A whole-hearted congratulations from the team at Guam Business Magazine and Glimpses Publications to Mary Grace D. Jacot, president and CEO of SET Pacific Inc., on her nomination and award of the 2018 First Hawaiian Bank and Guam Business Magazine Businesswoman of the Year title. One comment that Jacot made at the beginning of the nomination process stood out to me as something that I think many women feel upon nomination, but that she was given wise advice on. She said, “When [the committee] called me and asked me to accept the nomination, it was tough. I don’t need to make it known to the public that I’m successful — I do it for myself. I don’t feel that I need to prove [my success] to anybody.” However, she said that it was something that her husband mentioned to her that made her think hard about accepting the nomination. “My husband had mentioned to me that this is a time to showcase SET,” she said. “The buildup is coming up, and this is the right time to run for the Businesswoman of the Year.”

Reading through the nominee profiles this year, you will find six other women who probably also don’t feel the need to prove their success to anyone — and maybe that is what makes them so successful in what they do. But each of these women at some point realized that they were at a tipping point in their careers — either for themselves or for their business — that they had a choice to either take hold of an opportunity that could make them great or continue on the comfortable path that they were on. 

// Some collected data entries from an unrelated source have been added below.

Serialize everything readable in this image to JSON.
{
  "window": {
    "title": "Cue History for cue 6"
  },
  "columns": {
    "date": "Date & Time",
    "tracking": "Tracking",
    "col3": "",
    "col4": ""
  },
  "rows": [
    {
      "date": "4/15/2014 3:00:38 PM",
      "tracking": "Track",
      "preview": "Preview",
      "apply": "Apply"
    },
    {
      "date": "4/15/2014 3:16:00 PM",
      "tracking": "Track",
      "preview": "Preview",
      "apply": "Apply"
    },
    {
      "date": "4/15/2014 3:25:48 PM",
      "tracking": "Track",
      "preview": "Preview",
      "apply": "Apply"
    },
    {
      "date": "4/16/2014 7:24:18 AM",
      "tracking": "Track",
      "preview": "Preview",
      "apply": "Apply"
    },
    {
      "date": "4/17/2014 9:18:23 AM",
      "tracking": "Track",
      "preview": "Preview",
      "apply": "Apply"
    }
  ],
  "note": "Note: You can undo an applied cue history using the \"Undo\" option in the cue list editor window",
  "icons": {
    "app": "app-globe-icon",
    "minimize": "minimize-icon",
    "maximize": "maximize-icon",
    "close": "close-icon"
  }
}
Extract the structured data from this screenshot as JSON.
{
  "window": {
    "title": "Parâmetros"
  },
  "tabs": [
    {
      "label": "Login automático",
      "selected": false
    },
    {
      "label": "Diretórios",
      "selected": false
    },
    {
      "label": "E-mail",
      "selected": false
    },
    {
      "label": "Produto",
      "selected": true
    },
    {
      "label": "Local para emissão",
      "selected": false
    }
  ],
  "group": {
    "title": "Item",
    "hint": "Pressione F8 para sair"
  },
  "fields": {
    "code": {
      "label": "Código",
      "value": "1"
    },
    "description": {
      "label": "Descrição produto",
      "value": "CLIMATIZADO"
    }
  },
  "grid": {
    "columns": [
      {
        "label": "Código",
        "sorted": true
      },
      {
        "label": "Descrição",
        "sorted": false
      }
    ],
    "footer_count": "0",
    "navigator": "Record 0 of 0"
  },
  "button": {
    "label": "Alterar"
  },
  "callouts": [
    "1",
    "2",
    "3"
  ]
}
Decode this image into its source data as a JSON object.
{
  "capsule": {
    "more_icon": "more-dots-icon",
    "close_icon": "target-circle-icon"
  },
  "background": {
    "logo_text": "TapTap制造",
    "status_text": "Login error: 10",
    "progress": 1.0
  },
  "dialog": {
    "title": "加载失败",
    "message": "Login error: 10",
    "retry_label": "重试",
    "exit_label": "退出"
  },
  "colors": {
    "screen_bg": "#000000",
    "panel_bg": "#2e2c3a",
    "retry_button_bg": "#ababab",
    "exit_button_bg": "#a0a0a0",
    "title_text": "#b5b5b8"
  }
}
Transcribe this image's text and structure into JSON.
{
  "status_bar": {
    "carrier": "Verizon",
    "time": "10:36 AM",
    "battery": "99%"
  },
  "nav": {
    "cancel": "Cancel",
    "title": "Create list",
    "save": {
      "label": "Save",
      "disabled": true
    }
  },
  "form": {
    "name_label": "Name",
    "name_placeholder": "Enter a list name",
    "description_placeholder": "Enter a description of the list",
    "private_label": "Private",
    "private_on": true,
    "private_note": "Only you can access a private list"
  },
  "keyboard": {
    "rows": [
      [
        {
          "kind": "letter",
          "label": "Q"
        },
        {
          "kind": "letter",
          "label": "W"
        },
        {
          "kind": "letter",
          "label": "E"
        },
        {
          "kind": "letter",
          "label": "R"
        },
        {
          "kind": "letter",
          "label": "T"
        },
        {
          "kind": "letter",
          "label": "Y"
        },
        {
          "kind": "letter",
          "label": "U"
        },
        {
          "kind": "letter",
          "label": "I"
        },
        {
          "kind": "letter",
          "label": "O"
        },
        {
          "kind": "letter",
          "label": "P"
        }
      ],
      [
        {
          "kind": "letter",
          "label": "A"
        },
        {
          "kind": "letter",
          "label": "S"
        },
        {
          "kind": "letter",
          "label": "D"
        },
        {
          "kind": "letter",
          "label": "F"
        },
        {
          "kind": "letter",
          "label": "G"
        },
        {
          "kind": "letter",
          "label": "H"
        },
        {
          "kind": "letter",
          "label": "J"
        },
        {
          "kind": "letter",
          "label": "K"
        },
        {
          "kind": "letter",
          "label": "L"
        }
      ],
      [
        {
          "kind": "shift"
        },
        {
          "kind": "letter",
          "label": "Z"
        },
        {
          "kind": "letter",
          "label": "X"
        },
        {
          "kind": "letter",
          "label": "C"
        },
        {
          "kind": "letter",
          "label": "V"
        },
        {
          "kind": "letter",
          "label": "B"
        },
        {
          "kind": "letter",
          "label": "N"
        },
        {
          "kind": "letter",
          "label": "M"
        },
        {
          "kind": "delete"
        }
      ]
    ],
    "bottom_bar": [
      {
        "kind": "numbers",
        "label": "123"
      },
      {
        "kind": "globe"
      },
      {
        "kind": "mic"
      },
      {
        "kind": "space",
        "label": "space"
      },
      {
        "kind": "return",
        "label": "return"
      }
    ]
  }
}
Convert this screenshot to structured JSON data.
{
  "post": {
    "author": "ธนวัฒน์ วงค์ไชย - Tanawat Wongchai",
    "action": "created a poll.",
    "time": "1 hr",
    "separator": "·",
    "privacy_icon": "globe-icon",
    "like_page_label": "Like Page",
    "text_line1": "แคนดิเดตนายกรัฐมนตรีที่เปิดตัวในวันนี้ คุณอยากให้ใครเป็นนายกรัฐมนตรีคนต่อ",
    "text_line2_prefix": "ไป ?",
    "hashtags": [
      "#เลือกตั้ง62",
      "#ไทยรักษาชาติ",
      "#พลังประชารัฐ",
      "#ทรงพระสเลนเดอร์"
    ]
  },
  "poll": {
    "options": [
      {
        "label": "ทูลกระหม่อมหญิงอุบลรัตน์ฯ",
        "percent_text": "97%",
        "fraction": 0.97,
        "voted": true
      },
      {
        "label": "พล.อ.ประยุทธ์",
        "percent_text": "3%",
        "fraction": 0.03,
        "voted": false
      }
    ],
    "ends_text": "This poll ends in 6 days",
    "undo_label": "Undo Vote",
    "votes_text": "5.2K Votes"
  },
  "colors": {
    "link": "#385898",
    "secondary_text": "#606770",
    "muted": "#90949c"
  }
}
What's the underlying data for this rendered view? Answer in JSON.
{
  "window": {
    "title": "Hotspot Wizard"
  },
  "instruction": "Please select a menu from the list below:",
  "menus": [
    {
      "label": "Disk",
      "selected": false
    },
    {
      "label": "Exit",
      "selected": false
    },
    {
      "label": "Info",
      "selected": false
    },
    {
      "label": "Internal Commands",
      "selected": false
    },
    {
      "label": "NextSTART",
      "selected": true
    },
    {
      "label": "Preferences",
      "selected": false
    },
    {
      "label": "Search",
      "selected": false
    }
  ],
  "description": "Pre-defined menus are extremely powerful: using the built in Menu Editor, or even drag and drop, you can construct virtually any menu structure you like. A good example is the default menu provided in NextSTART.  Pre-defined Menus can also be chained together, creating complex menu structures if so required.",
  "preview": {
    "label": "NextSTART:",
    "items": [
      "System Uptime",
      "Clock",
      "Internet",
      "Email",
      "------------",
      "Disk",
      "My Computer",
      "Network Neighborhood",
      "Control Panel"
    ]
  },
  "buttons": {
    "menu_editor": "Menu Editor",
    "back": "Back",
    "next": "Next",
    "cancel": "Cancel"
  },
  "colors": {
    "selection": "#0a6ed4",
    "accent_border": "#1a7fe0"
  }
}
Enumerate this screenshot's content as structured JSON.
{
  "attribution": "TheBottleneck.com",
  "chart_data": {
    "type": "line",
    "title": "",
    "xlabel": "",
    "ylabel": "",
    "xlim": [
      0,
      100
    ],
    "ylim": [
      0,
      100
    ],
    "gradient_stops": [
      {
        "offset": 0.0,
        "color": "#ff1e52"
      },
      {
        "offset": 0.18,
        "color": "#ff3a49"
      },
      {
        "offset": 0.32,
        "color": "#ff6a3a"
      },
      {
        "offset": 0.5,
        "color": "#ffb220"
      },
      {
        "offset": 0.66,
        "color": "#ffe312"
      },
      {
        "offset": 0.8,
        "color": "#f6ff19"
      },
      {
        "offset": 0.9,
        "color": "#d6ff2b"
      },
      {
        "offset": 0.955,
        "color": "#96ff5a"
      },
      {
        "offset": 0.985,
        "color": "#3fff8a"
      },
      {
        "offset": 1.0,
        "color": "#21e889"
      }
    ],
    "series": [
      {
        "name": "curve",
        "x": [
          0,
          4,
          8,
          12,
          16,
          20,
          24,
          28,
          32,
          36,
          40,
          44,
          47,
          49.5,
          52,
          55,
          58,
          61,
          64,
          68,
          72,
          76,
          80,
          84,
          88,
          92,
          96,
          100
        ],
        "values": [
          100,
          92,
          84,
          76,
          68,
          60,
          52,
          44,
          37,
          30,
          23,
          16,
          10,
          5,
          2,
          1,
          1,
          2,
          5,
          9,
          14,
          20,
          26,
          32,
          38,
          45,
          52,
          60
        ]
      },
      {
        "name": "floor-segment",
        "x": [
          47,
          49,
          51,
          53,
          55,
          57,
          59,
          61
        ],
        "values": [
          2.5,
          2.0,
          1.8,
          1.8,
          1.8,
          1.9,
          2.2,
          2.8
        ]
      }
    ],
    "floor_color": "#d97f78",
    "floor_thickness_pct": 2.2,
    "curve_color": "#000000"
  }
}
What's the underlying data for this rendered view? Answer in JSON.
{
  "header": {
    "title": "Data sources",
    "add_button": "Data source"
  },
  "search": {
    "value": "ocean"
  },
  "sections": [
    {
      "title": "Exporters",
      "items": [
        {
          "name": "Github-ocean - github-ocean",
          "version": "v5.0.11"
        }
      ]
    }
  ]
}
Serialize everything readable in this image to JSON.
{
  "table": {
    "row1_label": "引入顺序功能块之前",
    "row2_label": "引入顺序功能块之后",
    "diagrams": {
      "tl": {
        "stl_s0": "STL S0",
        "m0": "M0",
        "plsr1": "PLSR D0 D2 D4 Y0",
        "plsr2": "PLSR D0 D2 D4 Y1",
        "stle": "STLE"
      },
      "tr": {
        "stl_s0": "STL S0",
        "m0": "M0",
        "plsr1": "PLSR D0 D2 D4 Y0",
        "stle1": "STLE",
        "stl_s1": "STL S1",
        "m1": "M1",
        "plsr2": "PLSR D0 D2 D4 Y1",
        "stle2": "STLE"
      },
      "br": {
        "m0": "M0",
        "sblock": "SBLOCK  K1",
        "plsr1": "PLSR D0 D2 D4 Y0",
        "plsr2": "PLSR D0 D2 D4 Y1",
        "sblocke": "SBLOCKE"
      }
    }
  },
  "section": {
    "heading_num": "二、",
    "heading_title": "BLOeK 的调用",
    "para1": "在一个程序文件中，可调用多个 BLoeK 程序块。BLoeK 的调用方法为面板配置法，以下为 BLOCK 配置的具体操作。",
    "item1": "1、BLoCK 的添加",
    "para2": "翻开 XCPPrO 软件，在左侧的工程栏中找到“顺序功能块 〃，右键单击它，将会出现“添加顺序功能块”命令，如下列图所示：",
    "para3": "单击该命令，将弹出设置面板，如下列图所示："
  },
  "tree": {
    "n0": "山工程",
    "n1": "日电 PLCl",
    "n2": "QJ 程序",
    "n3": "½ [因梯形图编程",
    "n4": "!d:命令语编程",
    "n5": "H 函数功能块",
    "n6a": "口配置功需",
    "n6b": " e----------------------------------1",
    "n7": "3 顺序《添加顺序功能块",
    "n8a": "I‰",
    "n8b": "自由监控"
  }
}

Not only does this tipping point phenomena occur in most individuals’ careers, but it often happens to groups of people, societies, economies — you name it. Take a look through the stories in this issue, and you’ll see that Guam as a whole may be at a tipping point — from leadership turnover and government funding decisions to changing business laws and evolving education and training practices, the island and the region is on the very edge of moving from the comfortable path that has been status quo to a cliff of change that may be just what our businesses and economies need to see a new level of success. As proven, fighting it only catches us in a merry-go-round of legislative meetings and business discussions with no end in sight.

Just as Jacot needed only to acknowledge that the time was right for her company for her to take a leap of faith to move forward, our government and businesses need to acknowledge the tipping point at which we stand. Now is the time to push the boundaries for a new level of success to be realized.